Talking Past Each Other

D L Henderson
7 min readApr 16, 2024

April 16, 2024

I just turned 74. I cannot write without Spell Check. In addition, my fingers have become very rebellious and too often go wherever they feel like wandering on the Keyboard. My wife has become my irreplaceable Copy Editor. She checks my essays for clarity and removes sentences and paragraphs that actually contradict my intended theme.

Generally my themes are always revolving around God, Jesus, and the Bible, but I’ll admit at least they end up there: The first complaint I heard was on FB in which a new “pen pal” had enough and left, saying, “Whatever subject you start with, you always end with the Bible!” — She took offense, but not from me especially, but because she had been hurt by some other person or people who claimed to be Christian.

Now, the current exchange I am involved in is on Medium.com. The two of us have been going back and forth for several days, ending up in the same primitive place… Perhaps it is an illustration of “the blind leading the blind and both falling into a ditch.”

However, this morning I awoke with some ideas for this essay. The primary focus is based on a phrase heard in a movie, “What we have here is a failure to communicate.”

The fellow I am writing to seems intelligent enough… So, why does he seem to react, bristling like a disturbed porcupine?

Maybe it’s me. Maybe the fault lies in my lack of acknowledging that I do recognize his intelligence and do see the validity in some of what he is saying and say that before I attempt to discuss the errors (in my opinion) in his arguments, that is, where I think he and others like him get sidetracked. I don’t make it a point to acknowledge their personhood.

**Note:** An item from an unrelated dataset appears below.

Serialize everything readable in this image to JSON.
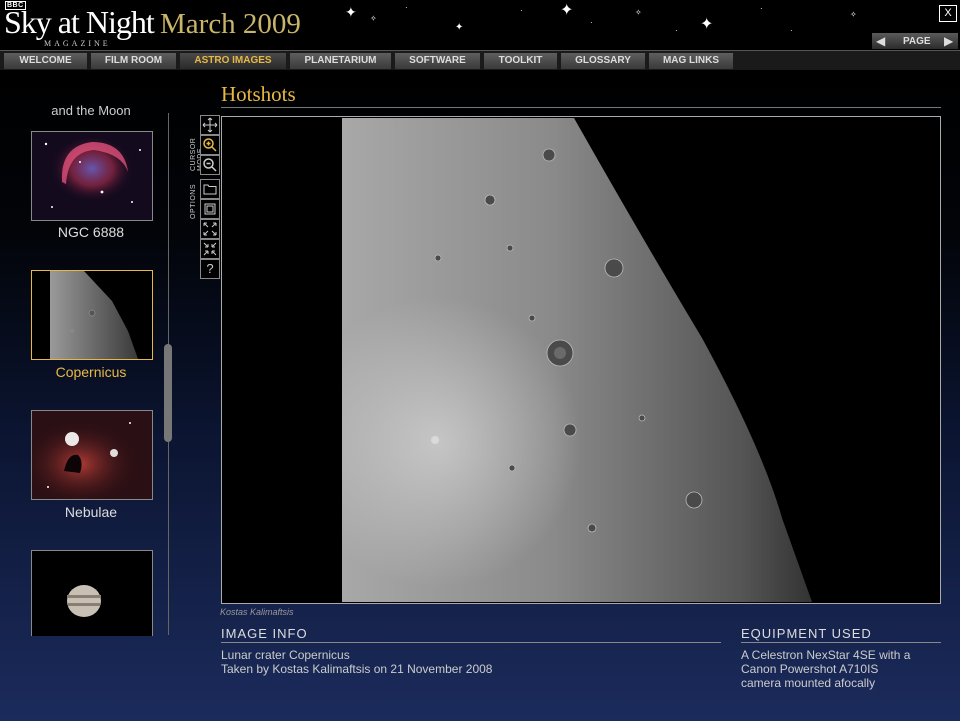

I too often forget it is important to understand that in religious, and political, and social subjects, people make decisions, and we have formed opinions which become locked in. We have made up our minds. So, any discussion that asserts anything contrary registers in our brains as a personal attack. The walls go up. The archers are called to the battlements.

“Peace. Peace? there is no peace!”

We always gravitate to like-minded people. That seems to me to be natural. We usually socialize with people in the same economic bracket. We socialize with people of the same political and religious views. We do not usually welcome people of another stripe. We want to be at peace, and usually we already have hung out a “Do Not Disturb” sign. We have found comfort in the status quo.

Remember what I wrote earlier: I always get back to talking about God, Jesus, and the Bible.

Why torture myself? Christianity is such a turn off! Christians are too judgmental, too fake, too weak with their answers and solutions to real issues and problems, too this, too that. The Bible is too contradictory, too suspicious in origin, too this, too that. God is too absent, too aloof, too hateful and full of spite, too this and too that.

Let me back up and park at this rest stop for just a minute or two…

In a way, I find myself most fortunate for having left my parents Presbyterian Church during my adolescent, formative years. It wasn’t doing one thing for me. I count myself fortunate however for two main reasons:

  • On the one hand, I was exposed to all the basic Bible stories from the Creation to the stories about Jesus and His Disciples.
  • On the other hand, I was not locked in, but still rejecting and still questioning — like “Why does God allow wars and poverty and famine and disease?”

So, maybe God did exist, but if he existed, you couldn’t prove it by me.

It is important for me to emphasize here the adjective “formative,” because I hadn’t really formed an opinion one way or another. I was still searching for those answers to life’s questions without making sweeping conclusions set in stone.

Anyways, to some extent, I had an open mind and found nothing wrong with searching for answers — answers to all of life’s questions — or at least the questions that I knew about — mostly just the ones that involved me…

I was not hesitant to demand explanations from God, but at that time I never got any. So, I did not hesitate to look for such answers anywhere else and everywhere else. But as one song verse goes, “I was looking for love in all the wrong places.”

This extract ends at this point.